I know I said that upon finishing Righteous Victims I meant to turn my attention to Dickens, but I've been spending my last few coffee breaks with the Norton critical edition of Chekhov's stories. The short story seems to fit my life, which does not permit long stretches of uninterrupted reading, and you can't really do better than Chekhov. I highly recommend the Wikipedia article. Do you find that sometimes, when reading in Wikipedia about something you know about, the article seems very poor? The Hemingway entry was like that last time I looked at it. But the Chekhov article is long, detailed, informative, well written and a pleasure to read.
Yesterday morning I finished "The Lady with the Dog" and Wednesday I'd read "Anna on the Neck." The former is justly famous. Nabokov, who was not a Chekhov enthusiast, called it one of the very greatest of short stories, and he'll not be contradicted by me. The latter reminds me that Flannery O'Connor once wrote a story ("Good Country People") about a character with a wooden leg, which an American really should not do unless she wants readers to think of Captain Ahab. In the same way, the author of "Anna on the Neck" might have given the young wife another name had he not wanted to remind the reader of another Russian Anna who tortured her husband. But in Chekhov of course the marital straying is not accompanied by biblical epigraphs, hysteria, and suicide. If Anna Karenina is streaked with iridescent shades of purplish red, Chekhov is all earth brown and gray.

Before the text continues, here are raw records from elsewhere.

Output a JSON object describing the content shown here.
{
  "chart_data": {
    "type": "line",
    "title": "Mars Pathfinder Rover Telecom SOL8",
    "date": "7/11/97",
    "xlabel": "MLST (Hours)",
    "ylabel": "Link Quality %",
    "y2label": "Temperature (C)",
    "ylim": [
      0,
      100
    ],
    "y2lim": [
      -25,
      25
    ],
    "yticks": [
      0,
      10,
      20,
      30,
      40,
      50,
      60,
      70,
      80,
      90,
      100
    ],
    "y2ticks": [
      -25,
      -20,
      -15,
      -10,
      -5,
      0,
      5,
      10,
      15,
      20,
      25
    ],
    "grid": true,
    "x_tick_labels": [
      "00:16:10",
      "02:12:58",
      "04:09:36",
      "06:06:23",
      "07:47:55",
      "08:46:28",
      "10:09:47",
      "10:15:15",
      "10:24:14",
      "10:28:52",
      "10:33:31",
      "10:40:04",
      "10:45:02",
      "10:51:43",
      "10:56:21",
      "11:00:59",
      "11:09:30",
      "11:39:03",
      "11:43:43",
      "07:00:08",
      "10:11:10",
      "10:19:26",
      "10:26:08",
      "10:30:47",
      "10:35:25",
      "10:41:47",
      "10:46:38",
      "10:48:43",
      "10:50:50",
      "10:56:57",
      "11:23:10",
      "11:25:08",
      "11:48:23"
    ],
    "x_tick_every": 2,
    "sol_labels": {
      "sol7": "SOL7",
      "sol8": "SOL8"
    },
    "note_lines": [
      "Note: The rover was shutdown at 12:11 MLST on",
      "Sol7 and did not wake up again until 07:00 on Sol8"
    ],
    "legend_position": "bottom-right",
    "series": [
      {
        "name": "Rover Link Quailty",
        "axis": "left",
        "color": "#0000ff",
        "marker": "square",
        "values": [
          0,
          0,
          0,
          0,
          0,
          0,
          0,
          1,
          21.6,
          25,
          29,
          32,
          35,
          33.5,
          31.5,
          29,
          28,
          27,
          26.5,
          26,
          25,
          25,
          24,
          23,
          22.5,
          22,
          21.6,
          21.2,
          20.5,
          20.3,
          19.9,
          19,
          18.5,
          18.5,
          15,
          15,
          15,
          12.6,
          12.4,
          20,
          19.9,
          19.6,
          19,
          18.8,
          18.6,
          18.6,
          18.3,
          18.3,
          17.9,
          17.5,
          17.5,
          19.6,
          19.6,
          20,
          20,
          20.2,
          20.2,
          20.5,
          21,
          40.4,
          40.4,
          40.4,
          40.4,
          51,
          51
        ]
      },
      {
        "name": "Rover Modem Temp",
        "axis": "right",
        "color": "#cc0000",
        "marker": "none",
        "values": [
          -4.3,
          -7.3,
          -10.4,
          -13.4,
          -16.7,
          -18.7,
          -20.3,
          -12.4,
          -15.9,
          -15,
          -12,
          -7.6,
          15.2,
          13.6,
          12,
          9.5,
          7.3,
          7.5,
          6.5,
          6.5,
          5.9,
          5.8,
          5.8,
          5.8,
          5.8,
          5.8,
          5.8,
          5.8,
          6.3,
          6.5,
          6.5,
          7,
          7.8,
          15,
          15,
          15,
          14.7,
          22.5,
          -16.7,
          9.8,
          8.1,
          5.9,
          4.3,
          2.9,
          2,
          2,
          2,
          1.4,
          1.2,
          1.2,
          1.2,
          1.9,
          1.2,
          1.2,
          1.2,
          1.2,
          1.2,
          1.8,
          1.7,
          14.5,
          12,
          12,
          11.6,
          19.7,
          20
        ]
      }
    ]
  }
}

The rather flat prose of the stories goes with what Mirsky called an "unusually complete rejection of what we may call the heroic values." Nevertheless a sentence sometimes gleams. Of the husband in "Anna on the Neck," a rich official who has won a young bride who must marry for money, he writes: "His clean-shaven, round, sharply defined chin looked like the heel of a foot." Of Gurov's past conquests he writes, in "The Lady with the Dog":
He could remember carefree, good-natured women who were exhilirated by love-making and grateful to him for the happiness he gave them, however short-lived; and there had been others--his wife among them--whose caresses were insincere, affected, hysterical, mixed up with a great deal of quite unnecessary talk, and whose expressions seemed to say that all this was not just lovemaking or passion, but something much more significant; then there had been two or three beautiful, cold women, over whose features flitted a predatory expression, betraying a determination to wring from life more than it could give, women no longer in their first youth, capricious, irrational, despotic, brainless, and when Gurov had cooled to these, their beauty aroused in him nothing but revulsion, and the lace trimming on their underclothes reminded him of fish-scales.
One feels that the official's chin looked like the heel of a foot to his wife, who was repulsed by the thought of being touched by him. And in the sentence from "The Lady with the Dog," one of Chekhov's longest, this sense of revulsion is strong enough to require the actual word.
"Any idiot can face a crisis," Chekhov once wrote. "It's this day-to-day living that wears you out."